Friends are camming devices used for protection in the same way as nuts.

‘Penitentes’: a Spanish term for penitents. Refers to peculiar pointed forms of ice on the glacier surface in the Andes, the Hindu Kush and other high places where, during the melting process of ice, a combination of temperature factors create hundreds of pin-sharp and often slightly bent figures, sometimes so close together that they become an almost impenetrable obstacle.

Prusik slings are loops of thin cord fixed by a special sliding knot on to the main rope (under weight, the knot tightens and you can stand in the sling; without weight it can be easily pushed upwards on the rope – thus using two Prusik loops you can ascend vertically through the air on the main rope).

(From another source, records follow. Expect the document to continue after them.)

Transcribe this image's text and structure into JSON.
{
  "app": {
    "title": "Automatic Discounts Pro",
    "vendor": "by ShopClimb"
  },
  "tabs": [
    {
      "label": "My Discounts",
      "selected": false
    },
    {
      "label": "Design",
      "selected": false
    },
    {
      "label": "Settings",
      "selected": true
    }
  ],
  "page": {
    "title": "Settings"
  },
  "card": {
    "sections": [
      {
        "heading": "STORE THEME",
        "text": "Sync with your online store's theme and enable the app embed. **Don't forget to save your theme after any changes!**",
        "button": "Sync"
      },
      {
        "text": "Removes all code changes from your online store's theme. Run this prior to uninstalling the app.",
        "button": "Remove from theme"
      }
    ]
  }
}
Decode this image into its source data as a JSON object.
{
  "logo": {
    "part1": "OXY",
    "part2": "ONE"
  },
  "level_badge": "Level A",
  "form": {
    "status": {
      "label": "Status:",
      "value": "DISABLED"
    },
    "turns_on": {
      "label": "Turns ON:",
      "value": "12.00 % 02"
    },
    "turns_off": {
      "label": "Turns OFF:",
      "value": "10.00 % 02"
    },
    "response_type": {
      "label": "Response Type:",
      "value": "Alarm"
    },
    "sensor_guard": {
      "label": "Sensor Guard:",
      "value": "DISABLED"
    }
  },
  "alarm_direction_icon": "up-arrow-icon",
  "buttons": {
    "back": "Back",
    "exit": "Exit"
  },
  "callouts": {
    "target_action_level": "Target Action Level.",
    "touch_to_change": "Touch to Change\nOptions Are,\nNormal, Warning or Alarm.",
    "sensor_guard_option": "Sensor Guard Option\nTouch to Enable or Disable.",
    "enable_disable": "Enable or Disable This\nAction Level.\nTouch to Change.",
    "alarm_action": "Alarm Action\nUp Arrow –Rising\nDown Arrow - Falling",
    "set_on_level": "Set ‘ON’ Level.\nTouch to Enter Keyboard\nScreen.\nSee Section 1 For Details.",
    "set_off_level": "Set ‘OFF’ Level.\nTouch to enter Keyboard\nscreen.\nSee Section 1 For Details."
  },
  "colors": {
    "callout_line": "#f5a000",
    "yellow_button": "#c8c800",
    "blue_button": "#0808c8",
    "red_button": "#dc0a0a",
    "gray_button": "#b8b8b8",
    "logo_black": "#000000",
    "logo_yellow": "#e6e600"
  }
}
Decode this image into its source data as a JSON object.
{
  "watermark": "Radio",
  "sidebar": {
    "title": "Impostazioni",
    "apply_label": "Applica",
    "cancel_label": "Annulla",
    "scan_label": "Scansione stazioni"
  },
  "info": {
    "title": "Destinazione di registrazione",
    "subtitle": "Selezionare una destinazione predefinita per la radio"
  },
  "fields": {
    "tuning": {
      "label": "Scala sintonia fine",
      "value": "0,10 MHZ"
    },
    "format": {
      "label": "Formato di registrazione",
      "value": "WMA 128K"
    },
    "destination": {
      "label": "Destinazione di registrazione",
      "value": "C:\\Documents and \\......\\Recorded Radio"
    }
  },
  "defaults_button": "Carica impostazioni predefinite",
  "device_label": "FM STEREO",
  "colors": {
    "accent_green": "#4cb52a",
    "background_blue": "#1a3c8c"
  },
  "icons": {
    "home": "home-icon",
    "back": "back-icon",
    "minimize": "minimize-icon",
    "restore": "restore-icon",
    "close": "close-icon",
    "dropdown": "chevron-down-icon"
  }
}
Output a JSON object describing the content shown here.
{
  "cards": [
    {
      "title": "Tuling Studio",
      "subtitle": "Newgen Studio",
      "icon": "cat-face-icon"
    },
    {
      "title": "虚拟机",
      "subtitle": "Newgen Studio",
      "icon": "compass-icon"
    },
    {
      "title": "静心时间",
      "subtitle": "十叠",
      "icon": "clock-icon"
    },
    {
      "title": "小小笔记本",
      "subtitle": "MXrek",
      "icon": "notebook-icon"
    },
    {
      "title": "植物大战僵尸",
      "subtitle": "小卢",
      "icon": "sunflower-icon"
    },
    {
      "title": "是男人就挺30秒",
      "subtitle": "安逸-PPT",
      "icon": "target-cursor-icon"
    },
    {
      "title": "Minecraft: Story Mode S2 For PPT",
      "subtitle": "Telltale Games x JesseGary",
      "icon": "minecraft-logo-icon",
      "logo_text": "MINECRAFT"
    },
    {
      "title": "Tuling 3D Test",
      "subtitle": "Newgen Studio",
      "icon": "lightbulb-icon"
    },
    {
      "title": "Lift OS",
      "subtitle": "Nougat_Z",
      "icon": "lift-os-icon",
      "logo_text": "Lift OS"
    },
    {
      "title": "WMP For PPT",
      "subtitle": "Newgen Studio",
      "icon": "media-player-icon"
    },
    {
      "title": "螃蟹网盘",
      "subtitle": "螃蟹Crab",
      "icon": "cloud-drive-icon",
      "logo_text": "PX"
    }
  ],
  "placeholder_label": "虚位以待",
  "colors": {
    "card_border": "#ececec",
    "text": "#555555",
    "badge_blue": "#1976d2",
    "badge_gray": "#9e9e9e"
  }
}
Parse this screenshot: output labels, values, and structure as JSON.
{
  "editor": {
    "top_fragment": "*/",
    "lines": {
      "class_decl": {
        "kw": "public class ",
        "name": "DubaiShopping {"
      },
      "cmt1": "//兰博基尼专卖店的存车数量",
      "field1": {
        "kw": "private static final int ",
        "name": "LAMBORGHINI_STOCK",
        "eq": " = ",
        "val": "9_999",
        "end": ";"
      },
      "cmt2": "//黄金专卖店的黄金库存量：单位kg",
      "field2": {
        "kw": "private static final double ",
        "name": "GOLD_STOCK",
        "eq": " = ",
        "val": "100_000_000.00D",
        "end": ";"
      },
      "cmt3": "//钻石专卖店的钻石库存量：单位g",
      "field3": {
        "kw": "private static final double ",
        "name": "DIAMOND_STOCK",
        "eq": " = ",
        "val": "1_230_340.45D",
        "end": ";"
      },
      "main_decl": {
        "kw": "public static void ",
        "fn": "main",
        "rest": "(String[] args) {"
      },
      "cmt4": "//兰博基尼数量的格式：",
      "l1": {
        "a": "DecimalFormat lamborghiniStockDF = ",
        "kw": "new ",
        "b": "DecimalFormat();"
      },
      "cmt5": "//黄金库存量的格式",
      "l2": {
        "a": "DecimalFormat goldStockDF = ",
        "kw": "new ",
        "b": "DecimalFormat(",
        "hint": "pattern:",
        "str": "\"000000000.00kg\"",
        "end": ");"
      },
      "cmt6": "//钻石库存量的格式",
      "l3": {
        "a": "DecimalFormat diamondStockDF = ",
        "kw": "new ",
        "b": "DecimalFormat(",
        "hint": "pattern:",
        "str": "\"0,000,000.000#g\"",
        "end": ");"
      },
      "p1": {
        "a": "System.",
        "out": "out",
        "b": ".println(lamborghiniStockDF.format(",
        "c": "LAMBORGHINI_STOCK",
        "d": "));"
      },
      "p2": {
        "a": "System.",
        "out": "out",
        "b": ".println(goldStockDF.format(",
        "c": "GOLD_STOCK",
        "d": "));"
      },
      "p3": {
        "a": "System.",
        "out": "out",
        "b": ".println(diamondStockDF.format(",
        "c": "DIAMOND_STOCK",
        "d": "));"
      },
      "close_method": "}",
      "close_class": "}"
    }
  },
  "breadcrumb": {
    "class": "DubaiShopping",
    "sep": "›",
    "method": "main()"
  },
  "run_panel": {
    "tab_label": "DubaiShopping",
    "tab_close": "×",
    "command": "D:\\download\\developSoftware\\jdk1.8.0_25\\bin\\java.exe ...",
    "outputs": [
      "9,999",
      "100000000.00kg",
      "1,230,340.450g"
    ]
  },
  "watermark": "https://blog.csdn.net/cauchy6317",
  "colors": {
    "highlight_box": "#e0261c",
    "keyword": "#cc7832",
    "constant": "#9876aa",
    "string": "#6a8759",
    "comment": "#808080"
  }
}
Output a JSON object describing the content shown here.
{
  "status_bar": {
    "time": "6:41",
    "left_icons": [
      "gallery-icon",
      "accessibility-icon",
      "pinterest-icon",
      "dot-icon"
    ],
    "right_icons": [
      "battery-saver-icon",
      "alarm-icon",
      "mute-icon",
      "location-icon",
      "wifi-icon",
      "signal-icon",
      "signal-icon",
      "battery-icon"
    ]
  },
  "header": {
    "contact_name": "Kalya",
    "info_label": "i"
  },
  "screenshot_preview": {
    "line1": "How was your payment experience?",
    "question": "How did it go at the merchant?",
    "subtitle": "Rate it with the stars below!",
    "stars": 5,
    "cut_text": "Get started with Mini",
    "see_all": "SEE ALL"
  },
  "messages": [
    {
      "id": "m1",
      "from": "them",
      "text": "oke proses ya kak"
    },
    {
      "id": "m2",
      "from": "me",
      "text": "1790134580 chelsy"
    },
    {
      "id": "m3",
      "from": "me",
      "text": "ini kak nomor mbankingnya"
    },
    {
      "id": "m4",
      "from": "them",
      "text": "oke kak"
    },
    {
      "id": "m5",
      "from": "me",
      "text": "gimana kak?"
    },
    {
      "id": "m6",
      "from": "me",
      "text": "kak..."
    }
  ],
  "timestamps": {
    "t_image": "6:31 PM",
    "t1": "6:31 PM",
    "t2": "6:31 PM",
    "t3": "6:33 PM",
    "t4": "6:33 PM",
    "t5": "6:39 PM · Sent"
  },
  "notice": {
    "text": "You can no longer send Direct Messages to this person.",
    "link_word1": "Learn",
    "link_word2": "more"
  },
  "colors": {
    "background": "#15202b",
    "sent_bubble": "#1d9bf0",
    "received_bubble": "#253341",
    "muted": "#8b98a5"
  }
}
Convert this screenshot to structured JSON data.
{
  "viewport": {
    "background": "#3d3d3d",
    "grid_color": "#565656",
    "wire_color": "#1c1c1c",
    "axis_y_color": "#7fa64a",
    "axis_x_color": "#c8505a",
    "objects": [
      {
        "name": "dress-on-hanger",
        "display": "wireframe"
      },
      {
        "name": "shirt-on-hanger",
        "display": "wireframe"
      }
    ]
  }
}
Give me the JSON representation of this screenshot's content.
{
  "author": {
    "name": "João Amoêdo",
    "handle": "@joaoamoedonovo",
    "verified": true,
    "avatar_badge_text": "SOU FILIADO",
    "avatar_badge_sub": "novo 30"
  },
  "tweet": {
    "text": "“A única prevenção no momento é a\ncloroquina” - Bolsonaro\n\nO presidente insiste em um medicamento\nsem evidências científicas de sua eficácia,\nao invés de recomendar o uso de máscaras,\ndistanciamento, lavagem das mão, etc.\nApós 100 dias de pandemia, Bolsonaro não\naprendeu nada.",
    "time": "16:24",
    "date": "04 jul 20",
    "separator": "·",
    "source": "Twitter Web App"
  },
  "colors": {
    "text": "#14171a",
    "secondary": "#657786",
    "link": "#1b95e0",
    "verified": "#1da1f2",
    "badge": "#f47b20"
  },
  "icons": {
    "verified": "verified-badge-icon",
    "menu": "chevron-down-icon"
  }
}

A Sérac is an ice tower or ice cliff.

Westalpenstil/West Alpine Style was a new way for climbing an 8,000-metre peak, which Hermann Buhl devised in 1957. This approach was without the help of high-altitude porters and without using oxygen apparatus. Fixed camps and a limited number of fixed ropes were permissible. Broad Peak became the first 8,000-metre peak to be climbed in this ‘alpine-style’, which was a true pioneering achievement and still remains the only first ascent of an eight-thousander by this technique. Today what climbers call alpine-style implies also a refusal to use fixed camps and ropes. In fact, Buhl and Diemberger attempted Chogolisa in modern alpine-style, and Wintersteller and Schmuck climbed Skilbrum that way immediately after the first ascent of Broad Peak in 1957, without inventing a separate label for a method which they saw as simply a lightweight version of Westalpenstil.